Crisis and Kairos
Between Christ and Capitalism
What happened to the notion that the people who benefitted from the dance ought to pay the cost for the band?
Michael Eric Dyson—Georgetown University
Meet the Press, November 27, 2011
Dyson's "notion" is best understood as a variation on the themes of New Deal philosopher and 33rd vice president of the United States, Henry Agard Wallace. Shaped by the experience of life on an Iowan farm in the Great Depression, Wallace never forgot the agonies associated with the economic travail brought to daily life during the era of scarcity and uncertainty. When appointed to Franklin Delano Roosevelt's cabinet as Secretary of Agriculture, he framed his political philosophy in theological terms and intentionally sought to fuse the social aspects of Holy Scripture to the political ingredients of the New Deal.
Writing in The Christian Century in 1936, he stated "the uniqueness of Jesus lay in the fact that he enjoyed an unbroken awareness of life in all its vividness." His purposive portrayal of the incarnation of Jesus Christ as an endless search for joy that "proposed for the establishment of a lasting happiness among men" was a radical departure from orthodox Christian theology. For Wallace, the Kingdom of Heaven was to be realized on earth via evolutionary public policies that sought to eradicate the perils of life on planet Earth. As he stated in a speech in Richmond Virginia on May 22, 1935, "the Sermon on the Mount has been regarded as a spiritual law, and I am now inclined to think that it is an economic law, too."
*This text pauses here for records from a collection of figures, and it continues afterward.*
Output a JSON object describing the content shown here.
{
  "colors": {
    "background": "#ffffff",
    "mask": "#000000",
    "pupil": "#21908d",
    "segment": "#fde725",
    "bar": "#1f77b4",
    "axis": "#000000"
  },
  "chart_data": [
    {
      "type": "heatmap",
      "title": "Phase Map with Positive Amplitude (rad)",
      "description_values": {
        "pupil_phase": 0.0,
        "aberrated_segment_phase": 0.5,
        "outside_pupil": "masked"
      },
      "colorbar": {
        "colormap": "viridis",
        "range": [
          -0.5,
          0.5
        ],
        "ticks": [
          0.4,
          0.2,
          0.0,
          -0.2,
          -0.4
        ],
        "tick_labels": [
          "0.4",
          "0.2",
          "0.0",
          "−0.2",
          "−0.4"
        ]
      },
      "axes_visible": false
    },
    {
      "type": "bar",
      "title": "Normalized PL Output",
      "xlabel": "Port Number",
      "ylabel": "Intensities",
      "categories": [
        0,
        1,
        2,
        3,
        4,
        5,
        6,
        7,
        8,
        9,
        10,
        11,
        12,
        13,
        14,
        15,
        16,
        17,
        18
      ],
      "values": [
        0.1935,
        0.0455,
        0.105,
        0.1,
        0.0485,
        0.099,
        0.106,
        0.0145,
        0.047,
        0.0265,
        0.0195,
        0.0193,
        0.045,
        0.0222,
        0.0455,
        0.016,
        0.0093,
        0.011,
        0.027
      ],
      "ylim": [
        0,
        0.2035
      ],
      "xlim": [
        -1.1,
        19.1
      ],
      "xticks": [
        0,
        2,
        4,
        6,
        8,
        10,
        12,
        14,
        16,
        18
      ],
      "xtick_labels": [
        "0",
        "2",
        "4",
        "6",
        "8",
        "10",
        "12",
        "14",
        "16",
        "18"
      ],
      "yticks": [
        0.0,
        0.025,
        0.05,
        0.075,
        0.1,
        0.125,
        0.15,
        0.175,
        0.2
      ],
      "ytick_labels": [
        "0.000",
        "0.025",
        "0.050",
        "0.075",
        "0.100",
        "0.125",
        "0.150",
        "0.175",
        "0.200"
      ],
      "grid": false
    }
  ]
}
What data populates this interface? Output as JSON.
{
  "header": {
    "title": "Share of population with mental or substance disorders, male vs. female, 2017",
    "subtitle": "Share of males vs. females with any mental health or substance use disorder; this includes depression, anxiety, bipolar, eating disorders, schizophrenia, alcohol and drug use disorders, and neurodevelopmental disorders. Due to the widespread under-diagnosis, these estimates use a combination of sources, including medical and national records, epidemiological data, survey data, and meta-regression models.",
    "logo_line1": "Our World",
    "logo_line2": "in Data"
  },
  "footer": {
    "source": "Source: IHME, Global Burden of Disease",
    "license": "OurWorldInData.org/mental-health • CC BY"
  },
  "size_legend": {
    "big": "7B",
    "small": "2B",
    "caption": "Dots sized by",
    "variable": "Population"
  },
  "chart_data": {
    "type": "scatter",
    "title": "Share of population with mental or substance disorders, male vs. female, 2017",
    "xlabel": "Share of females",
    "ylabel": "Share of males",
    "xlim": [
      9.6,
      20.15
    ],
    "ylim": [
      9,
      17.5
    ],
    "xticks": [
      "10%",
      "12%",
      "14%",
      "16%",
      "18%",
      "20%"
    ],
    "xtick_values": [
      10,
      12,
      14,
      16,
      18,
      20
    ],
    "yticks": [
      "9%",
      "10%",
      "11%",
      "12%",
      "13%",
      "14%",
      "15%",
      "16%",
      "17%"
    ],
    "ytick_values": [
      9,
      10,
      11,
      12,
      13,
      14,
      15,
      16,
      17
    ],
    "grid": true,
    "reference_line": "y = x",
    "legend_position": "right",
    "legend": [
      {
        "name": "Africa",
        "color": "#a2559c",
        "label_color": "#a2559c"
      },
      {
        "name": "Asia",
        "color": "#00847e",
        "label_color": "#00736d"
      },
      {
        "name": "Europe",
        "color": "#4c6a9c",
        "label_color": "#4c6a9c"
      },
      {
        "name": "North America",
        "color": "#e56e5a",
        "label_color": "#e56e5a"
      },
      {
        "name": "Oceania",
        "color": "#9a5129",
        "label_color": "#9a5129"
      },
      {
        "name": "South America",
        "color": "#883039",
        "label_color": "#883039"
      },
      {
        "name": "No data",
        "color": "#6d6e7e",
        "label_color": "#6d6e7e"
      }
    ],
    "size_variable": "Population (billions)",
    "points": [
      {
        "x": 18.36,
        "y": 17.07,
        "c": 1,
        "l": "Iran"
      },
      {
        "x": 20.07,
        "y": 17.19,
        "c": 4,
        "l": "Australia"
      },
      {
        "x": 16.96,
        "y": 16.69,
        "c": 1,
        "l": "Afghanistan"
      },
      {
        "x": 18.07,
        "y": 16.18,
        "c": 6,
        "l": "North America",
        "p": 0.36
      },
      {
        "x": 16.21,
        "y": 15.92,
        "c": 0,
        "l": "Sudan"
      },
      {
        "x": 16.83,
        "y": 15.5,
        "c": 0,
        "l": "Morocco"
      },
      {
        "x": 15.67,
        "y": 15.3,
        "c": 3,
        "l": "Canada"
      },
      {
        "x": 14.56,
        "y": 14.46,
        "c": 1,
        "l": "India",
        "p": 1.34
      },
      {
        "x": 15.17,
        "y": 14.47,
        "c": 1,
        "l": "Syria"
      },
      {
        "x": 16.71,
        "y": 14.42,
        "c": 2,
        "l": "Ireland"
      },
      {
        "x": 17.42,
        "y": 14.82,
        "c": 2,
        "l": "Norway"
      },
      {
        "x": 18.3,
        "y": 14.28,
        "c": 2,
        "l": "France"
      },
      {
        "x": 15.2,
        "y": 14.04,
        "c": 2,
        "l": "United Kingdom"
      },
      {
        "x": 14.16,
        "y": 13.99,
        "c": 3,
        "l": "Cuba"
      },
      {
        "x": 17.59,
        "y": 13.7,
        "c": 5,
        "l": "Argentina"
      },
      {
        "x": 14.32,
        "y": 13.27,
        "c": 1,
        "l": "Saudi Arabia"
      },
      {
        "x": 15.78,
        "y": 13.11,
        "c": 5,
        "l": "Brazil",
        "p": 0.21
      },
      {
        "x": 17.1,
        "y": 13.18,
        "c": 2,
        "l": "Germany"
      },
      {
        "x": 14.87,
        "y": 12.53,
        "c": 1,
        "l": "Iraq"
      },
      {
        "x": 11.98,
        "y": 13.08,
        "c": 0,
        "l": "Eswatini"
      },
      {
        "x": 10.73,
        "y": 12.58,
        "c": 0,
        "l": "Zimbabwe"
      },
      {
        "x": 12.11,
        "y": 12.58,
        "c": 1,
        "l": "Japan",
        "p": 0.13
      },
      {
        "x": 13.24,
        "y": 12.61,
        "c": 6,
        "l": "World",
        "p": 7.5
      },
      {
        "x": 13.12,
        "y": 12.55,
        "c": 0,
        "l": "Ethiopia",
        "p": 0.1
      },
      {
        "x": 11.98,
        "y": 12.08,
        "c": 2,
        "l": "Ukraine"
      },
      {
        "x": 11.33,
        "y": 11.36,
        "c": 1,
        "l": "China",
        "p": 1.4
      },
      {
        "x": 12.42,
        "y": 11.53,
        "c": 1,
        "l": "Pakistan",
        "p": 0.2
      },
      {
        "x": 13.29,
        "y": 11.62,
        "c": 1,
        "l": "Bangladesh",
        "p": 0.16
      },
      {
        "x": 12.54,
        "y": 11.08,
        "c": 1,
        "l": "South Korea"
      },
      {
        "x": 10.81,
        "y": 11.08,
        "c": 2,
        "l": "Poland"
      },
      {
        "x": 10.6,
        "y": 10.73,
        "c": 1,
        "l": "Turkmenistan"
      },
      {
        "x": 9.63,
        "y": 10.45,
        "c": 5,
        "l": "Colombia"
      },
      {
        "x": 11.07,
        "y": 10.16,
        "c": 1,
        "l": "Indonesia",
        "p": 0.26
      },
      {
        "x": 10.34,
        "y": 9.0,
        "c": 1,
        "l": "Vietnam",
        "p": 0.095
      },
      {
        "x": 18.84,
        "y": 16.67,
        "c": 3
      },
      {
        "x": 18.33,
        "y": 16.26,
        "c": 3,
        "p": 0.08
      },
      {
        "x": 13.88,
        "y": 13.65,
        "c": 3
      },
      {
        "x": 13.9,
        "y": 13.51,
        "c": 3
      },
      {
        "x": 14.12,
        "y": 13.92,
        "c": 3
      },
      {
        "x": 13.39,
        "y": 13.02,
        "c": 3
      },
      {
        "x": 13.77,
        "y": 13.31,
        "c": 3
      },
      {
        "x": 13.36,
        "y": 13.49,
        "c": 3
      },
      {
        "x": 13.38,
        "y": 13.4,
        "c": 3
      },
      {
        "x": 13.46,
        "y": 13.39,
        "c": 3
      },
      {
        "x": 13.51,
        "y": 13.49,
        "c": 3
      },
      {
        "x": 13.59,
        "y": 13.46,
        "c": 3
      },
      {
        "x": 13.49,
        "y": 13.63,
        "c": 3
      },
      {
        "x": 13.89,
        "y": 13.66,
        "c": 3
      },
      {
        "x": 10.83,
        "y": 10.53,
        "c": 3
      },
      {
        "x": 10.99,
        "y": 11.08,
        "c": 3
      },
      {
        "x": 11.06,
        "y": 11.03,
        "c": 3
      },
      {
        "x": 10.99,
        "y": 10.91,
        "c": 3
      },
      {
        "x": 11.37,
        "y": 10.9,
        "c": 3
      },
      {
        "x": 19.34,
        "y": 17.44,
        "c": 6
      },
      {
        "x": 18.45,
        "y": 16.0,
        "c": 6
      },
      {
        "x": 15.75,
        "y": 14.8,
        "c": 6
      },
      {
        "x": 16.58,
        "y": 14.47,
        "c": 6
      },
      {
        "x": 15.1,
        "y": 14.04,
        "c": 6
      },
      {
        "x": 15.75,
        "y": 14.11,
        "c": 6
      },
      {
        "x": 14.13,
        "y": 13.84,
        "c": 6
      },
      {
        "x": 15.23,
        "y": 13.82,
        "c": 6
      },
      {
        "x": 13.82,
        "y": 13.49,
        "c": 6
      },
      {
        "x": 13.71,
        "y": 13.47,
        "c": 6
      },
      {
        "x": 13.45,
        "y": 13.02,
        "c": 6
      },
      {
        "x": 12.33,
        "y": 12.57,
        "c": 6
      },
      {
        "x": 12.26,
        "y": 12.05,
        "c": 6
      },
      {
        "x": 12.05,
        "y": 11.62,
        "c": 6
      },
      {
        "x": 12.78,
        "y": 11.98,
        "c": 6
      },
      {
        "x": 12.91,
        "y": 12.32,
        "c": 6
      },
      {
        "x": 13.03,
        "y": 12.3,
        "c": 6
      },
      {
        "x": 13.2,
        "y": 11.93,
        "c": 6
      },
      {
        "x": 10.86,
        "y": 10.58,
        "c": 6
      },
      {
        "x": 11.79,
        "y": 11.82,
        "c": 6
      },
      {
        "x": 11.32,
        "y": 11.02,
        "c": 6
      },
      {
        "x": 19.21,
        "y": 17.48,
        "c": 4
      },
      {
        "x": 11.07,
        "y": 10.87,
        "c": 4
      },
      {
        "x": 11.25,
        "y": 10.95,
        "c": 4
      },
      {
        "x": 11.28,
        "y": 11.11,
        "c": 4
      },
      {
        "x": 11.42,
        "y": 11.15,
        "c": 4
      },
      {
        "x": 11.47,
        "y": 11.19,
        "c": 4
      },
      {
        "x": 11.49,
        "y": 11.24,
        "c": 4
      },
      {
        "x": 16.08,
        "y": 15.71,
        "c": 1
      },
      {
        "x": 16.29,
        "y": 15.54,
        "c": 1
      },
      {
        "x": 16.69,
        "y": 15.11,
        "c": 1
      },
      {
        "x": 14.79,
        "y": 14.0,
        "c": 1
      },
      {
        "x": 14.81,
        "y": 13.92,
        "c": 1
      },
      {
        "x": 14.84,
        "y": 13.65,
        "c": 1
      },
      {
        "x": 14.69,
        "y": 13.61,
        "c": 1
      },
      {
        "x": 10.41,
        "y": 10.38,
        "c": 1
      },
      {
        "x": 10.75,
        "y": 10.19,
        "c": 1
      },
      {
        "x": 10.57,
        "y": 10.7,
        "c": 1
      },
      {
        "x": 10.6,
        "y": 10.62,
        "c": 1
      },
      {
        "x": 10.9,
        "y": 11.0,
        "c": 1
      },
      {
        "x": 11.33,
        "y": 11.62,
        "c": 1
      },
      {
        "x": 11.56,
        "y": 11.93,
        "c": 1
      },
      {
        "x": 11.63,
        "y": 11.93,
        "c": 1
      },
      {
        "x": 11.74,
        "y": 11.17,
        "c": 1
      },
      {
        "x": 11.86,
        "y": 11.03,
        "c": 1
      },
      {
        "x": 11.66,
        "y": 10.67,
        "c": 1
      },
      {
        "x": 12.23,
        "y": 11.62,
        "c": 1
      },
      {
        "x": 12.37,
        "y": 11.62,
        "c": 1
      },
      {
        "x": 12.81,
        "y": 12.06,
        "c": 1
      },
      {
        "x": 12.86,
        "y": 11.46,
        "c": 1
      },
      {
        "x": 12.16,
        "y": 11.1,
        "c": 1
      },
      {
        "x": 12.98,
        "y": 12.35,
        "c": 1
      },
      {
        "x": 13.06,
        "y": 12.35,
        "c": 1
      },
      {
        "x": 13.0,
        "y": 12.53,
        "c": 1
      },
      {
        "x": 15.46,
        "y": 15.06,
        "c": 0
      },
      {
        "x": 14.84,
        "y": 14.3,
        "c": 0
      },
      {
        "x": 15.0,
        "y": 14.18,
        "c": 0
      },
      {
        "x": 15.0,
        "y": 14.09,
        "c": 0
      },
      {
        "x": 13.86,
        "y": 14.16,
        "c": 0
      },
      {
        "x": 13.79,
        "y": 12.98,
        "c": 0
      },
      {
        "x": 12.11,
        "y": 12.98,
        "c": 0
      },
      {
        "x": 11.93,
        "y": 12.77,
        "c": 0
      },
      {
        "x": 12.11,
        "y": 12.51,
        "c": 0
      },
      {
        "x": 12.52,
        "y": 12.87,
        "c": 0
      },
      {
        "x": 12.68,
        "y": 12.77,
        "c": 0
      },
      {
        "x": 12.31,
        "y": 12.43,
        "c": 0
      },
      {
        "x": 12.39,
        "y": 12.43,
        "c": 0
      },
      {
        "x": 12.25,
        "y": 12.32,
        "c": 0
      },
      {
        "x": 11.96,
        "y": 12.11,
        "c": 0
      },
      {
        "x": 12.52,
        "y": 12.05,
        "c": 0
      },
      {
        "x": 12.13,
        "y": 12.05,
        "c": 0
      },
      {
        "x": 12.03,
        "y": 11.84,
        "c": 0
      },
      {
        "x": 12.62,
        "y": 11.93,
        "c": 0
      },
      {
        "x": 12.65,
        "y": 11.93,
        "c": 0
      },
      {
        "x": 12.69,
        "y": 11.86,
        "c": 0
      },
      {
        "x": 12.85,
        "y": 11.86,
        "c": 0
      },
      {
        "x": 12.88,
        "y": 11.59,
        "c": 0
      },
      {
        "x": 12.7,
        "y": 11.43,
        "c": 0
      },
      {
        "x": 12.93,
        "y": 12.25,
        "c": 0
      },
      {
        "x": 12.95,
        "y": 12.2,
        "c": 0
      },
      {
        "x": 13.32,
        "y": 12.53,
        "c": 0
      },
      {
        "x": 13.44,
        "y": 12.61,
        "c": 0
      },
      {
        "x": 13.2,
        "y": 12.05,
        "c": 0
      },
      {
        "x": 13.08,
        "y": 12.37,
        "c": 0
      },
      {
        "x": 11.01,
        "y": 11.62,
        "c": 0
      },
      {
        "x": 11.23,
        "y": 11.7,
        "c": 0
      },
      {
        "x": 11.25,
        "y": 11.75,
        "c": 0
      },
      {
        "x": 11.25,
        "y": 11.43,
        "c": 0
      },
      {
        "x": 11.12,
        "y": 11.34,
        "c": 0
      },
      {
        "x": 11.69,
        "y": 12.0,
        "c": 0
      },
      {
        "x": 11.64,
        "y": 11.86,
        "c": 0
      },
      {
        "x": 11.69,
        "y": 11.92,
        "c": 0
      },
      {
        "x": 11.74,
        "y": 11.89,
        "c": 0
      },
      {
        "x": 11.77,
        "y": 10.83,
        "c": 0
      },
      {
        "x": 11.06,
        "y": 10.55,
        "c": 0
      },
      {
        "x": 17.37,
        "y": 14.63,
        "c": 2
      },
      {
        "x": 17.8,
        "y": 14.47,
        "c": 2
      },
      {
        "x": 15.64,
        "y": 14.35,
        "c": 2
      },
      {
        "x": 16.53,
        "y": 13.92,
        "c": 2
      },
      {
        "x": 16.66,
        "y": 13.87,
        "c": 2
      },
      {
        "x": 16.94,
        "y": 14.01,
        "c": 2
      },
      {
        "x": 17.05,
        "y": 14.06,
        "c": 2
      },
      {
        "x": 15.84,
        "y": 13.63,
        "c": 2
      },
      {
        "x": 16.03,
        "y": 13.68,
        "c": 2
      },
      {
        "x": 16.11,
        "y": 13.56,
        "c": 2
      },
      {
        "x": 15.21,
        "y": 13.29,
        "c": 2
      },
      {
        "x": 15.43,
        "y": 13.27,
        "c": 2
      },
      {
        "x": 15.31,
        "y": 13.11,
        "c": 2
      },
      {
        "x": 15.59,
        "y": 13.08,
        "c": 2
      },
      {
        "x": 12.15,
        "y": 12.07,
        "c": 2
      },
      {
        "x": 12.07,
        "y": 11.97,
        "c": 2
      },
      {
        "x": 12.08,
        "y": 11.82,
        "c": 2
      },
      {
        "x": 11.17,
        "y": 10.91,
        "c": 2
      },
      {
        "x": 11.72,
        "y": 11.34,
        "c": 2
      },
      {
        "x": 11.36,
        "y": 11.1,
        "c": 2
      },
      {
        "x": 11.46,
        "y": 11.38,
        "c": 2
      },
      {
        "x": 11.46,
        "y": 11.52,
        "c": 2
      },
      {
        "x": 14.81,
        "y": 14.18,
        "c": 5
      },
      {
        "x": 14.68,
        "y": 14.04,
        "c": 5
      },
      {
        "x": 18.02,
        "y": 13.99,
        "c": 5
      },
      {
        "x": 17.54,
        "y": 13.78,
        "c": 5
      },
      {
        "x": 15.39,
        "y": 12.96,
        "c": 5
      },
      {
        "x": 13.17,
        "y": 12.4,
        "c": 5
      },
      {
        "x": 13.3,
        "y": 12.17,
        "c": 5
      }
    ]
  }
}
This new economic law, however, was grounded on a new system of biblical interpretation that sought an economics of abundance in contrast to an economic scarcity brought about by capitalism. The Wallace doctrine aimed for a virtuous economy where new social machinery would be supported by a "new and truly catholic religion." Mirroring much of the talk of the modern era, Wallace desired to return to the Early Church and shed the capitalistic corruptions inspired by the Reformation and Puritanism.
His 1934 book, Statesmanship and Religion, set forth a thoroughgoing reorientation of Christian doctrine so that human beings were no longer sinners in the sense of rebellious offenders against a sovereign and righteous God. Rather, they were sinners insofar as they robbed their fellow men of economic opportunity and prosperity. Wallace found intolerable the obviously unequal results achieved amidst the harsh and unforgiving forces of life. In a democracy where the power and leverage of government was available to redirect and determine economic activity, only the expansion of governmental powers, he believed, could prevent another Great Depression.
In like manner, Dyson articulates a modern version of Wallace's spiritual progressivism. An ordained Baptist minister educated at a Southern Baptist institution and later at Princeton University, he sees the modern expansion of government power as a theologically motivated requirement for economic recovery. Describing the current political climate in terms of "the politics of heartlessness and lack of compassion," he repeats the modern mantra of the perennial problem of how best to care for the poor. Post-New-Deal thought on the matter resounds with government intervention as the only viable policy for long-term relief.